Energetic deficit due to glucose impairment has a direct negative impact on human brain development and is therefore of potential consideration in ZIKV infection, particularly during the first trimester of pregnancy. As Blonz (2016) hypothesised, a high‐fat metabolism might prevent congenital abnormalities due to glucose impairment. Here we highlighted a potential link between cellular glucose impairment and different cellular alterations exhibited during ZIKV infection, emphasising that a ketone metabolism, as an efficient brain alternative fuel with positive effects in human physiology (Klepper et al. 2005; Morris, 2005; Owen Oliver, 2006), might prevent ZIKV‐related congenital phenotypes.

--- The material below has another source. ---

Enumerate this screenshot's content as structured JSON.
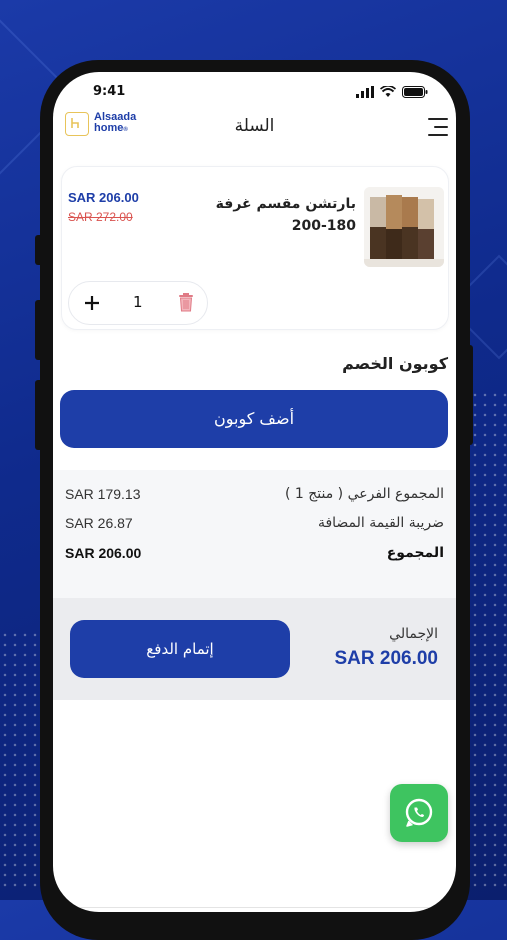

In addition to the positive effects of ketone metabolism in restoring glucose energetic impairment (Owen, 2006), ketones have been shown: (1) to contribute to brain homeostasis under glucose deprivation by reducing neuroinflammation via the restoration of mitochondria energetics (Vidali et al. 2015) and regulating autophagic flux to prevent neuronal death (Camberos‐Luna et al. 2016); (2) to decrease ROS release (Maalouf et al. 2007; Kim et al. 2010); (3) to alleviate energetic failure‐related ER stress (Bae et al. 2016; Soejima et al. 2018); (4) to promote efficient immune response (Kono et al., 2004; Rhyu & Cho, 2014). The above raises the possibility that ketone metabolism, by either ingestion of a ketogenic diet or ketone ester supplementation, might prevent ZIKV‐congenital neurological phenotypes (1) by an energetic metabolic switch potentially preventing/decreasing ZIKV replication, via blocking glycolysis (Randle, 1998; Hue & Taegtmeyer, 2009), if it is essential for viral replication, and/or (2) by providing additional fuel to regulate cell functioning and homeostasis, promoting an efficient brain immune response against ZIKV infection. Finally, it is relevant to highlight that the neurological benefits of a ketone metabolism need to be further investigated in ZIKV infection, as it might ameliorate related adult mental/cognitive conditions and potential late‐onset complications in cases with no exhibited congenital syndrome.

Declaration of interest

The authors declare no conflicts of interest and that no interests of any person/organisation are affected by the information presented in the present manuscript. J.G.‐J. held a scholarship from the Ecuadorian National Government. The Molnár Laboratory held an MRC Rapid Response Grant in collaboration with Dr Patricia Garcéz (Federal University of Rio de Janeiro, Brazil).